Aku tak bisa menjawab. Tetap diam sambil memperhatikan Len yang menjauh dan berjalan ke tengah panggung diiringi teriakan penggemar. Sesaat, aku melihat Len kembali melirik ke arahku dan melempar senyum tipis.

Musik kemudian berputar, lampu terorganisir dengan rapi dan teratur, efek panggung menyatu dengan sempurna.

Tapi kali ini bukan itu saja yang kutangkap, tapi juga Len. Tokoh utama panggung ini, orang yang kami asah sinarnya menjadi lebih terang dan juga orang-orang yang selama ini kami coba hibur.

Sorakan ramai yang sebelumnya kabur di telingaku, terdengar lebih jelas. Pemadangan buram yang hampir tak pernah kulihat pun kini terbentang luas di depan mataku.
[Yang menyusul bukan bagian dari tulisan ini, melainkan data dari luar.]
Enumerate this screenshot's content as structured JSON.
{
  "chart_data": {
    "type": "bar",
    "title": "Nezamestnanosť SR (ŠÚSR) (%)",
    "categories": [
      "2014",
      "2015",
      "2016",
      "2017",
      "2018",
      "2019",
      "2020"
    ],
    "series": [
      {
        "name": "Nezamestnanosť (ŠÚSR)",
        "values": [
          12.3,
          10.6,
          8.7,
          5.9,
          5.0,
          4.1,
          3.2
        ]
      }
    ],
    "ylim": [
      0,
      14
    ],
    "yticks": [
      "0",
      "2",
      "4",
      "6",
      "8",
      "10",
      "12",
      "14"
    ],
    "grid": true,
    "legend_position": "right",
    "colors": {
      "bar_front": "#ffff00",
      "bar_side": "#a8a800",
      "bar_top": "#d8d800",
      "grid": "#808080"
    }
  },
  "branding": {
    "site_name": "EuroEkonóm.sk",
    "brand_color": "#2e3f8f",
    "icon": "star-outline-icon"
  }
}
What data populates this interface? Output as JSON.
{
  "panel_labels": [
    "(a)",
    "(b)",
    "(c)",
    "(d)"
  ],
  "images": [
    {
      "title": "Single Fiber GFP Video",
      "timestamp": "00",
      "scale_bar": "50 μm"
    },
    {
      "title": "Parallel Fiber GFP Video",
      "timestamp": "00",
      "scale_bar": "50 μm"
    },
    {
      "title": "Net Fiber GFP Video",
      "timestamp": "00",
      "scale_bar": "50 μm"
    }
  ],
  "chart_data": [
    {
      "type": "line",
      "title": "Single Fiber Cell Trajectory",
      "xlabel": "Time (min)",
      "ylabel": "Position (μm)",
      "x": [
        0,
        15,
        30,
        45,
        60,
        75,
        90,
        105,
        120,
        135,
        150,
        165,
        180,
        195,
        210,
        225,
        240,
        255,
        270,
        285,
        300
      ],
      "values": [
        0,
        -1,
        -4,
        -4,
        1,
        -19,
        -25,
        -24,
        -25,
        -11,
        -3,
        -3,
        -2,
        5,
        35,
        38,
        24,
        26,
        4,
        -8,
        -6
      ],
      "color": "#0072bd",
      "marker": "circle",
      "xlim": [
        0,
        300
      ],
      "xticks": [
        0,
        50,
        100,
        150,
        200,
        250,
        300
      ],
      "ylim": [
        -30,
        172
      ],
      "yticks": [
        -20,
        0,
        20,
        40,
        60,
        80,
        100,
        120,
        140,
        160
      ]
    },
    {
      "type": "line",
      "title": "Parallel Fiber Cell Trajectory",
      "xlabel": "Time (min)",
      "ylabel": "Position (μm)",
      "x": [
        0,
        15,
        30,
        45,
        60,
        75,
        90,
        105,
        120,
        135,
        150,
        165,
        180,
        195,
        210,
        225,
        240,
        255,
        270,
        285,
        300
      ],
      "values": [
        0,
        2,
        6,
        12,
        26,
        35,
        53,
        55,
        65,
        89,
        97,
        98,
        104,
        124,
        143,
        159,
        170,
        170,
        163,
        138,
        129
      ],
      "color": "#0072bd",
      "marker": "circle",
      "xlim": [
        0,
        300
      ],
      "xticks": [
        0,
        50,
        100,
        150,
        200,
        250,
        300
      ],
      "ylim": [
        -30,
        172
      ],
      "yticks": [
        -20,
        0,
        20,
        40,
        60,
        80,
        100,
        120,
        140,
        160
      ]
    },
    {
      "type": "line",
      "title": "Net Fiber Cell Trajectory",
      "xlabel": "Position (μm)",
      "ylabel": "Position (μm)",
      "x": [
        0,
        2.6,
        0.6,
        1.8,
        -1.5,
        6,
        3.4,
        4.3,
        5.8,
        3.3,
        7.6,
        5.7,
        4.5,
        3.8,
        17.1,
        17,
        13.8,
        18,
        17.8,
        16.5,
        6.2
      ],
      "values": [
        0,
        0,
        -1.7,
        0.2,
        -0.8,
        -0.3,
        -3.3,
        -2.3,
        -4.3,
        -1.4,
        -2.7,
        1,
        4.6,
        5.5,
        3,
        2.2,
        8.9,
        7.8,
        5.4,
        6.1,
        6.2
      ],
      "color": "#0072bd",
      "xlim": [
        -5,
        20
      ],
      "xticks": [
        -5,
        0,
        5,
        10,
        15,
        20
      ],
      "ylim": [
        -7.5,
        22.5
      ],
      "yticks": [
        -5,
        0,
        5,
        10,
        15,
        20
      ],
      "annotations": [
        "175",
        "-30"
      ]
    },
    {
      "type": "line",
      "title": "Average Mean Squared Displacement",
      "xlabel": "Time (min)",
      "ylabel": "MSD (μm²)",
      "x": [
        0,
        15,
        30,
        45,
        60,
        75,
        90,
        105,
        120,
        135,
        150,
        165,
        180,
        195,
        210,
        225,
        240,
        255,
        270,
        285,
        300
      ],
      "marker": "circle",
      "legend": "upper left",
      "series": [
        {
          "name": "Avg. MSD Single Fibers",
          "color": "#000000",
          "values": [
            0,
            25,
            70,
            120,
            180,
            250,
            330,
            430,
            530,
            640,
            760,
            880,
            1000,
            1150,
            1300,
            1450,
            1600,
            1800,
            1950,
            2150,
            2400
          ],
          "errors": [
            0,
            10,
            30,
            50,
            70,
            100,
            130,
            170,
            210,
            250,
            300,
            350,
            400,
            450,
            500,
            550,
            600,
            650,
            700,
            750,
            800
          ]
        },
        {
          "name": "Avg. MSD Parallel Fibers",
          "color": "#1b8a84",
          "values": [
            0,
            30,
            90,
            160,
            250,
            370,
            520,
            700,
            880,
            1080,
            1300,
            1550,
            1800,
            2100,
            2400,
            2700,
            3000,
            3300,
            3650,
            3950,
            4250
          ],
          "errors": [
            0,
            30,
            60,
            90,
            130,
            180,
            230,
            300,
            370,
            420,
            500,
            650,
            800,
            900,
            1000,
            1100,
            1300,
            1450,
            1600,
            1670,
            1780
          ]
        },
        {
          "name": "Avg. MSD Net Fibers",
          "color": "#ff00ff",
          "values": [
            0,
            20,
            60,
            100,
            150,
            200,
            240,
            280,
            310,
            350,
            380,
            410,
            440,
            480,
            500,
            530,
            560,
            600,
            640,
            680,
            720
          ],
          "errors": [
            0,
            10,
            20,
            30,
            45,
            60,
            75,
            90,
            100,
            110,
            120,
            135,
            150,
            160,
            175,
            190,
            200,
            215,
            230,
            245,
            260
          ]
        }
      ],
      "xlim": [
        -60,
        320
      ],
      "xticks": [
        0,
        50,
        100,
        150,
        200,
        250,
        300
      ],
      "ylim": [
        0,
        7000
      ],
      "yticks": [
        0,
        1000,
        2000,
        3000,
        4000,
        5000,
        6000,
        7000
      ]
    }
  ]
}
Mereka tersenyum karena kerja keras kami. Bahkan tanpa mereka tau kami di sini, mereka bisa merasakan perasaan kamu tersampaikan dari penampilan Len.

.... sepertinya hasil peringkat satu Vocaloid laki-laki yang paling digemari wanita mungkin bukan kesalahan.

(♡)

3 tahun.

3 tahun lebih Len mengagumi [Nama] dan semua kerja kerasnya.

3 tahun lebih juga dia tak bisa mengekspresikan perasaannya dengan benar.

Tapi kali ini berbeda, Len akan menjukkan seberapa penting [Nama] dan semuanya, membantu [Nama] untuk melihatnya dengan lebih jelas.

Len bersyukur, [Nama] dan semuanya ada untuk membantunya bersinar.

Len bersyukur karena [Nama] adalah [Nama].

Len bersyukur bertemu [Name].

Len bersyukur karena [Nama] ada.

"... heh, kurasa selama tiga tahun ini aku juga benar-benar menyukainya."